Of course we need more supply-side reform: a simpler and less distortive tax system; deregulation; better regulation in some areas; simpler and less distortive taxes on energy; better education and transport systems; and more flexible labour markets. All these are necessary to release the energies of the British people and generate sustained improvements and growth in living standards.

The Chancellor’s decision—although he did not announce it today—to keep the Office of Tax Simplification and put it on a statutory footing is welcome. Fundamental reform of the tax system is long overdue. It is a scandal that Britain has the longest tax code in the world. “Tolley’s Tax Guide”, which seems to double in size every decade, now runs to 11,000 pages. With that length has come complexity. That is a massive burden on business. I draw that point to the attention of the hon.

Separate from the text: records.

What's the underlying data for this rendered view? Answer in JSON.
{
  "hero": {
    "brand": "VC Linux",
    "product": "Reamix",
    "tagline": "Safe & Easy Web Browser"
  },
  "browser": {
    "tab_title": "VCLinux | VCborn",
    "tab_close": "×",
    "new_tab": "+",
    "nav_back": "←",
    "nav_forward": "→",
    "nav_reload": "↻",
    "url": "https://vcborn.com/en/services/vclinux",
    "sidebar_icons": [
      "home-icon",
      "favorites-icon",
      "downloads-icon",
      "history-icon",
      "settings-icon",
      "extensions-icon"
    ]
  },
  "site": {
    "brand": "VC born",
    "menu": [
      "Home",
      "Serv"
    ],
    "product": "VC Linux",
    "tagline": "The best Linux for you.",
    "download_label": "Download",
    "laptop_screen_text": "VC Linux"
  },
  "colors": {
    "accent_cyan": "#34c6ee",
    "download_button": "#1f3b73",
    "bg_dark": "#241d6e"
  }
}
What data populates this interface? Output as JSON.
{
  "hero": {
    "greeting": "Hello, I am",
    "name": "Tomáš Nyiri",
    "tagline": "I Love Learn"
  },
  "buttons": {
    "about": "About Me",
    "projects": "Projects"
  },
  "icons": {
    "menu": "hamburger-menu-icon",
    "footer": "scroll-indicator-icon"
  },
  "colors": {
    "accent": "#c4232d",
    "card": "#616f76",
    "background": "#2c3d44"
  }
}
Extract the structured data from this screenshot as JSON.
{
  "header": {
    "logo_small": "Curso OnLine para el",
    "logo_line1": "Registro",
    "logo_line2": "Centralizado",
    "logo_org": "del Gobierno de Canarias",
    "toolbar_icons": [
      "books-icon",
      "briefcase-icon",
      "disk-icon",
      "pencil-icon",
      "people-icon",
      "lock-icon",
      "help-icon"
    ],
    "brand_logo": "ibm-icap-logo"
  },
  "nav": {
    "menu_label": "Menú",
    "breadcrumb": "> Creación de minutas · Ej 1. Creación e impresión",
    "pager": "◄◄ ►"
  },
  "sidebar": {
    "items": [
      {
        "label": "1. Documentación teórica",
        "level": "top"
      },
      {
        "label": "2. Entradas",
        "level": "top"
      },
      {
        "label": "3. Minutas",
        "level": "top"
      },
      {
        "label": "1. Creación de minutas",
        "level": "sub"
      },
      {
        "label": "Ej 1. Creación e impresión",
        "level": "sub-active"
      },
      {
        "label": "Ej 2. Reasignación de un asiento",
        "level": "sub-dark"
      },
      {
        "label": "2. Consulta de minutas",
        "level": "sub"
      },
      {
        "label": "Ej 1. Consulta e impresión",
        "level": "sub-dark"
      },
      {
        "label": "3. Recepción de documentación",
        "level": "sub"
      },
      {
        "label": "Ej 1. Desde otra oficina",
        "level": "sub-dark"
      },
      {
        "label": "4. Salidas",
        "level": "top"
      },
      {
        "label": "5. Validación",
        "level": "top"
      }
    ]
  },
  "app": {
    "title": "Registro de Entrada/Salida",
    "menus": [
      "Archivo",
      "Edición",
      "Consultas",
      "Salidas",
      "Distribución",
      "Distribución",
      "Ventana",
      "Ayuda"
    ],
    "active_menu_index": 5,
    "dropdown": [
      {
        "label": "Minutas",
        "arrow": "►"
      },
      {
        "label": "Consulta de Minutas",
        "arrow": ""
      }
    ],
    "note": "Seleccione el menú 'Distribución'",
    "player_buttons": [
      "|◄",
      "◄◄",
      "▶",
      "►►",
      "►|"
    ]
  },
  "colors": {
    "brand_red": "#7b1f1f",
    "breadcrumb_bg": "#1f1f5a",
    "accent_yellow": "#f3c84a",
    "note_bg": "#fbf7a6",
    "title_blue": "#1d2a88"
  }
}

Member for Hornsey and Wood Green (Catherine West) who asked whether HMRC was fit for purpose.

The OTS recently published a list of 1,140 tax reliefs. A number of those could probably go. What is needed—and what has been needed in western economies, particularly ours, for decades—is fewer reliefs and lower taxes. We would be more likely to get the money in, there would be less scope for avoidance and the tax system would be less distortive of economic activity, and as a result the economy would grow more. This has not been done, however, because each relief has no doubt created its own, often vociferous, lobby group.

This is the first year of a Parliament, and it is in the first year of a Parliament that such special pleading can be faced down with intelligent tax reform. I hope we will see more of that in the next Budget in eight months’ time, building on what has been announced today.

The Chancellor has the opportunity to do some remarkable things in this parliamentary term if he has some good fortune: to balance the books; to reform and simplify the tax system; to complete fundamental reform of banking and the financial system, which he already has under way; to reduce the size of the state at least to the average of the first three years of Gordon Brown’s tenure as Chancellor; and above all to secure Britain’s long-term competitiveness. If he seizes that opportunity, it will be of enormous value to the country and his will come to be seen as one of the more remarkable tenures of any Chancellor of the Exchequer.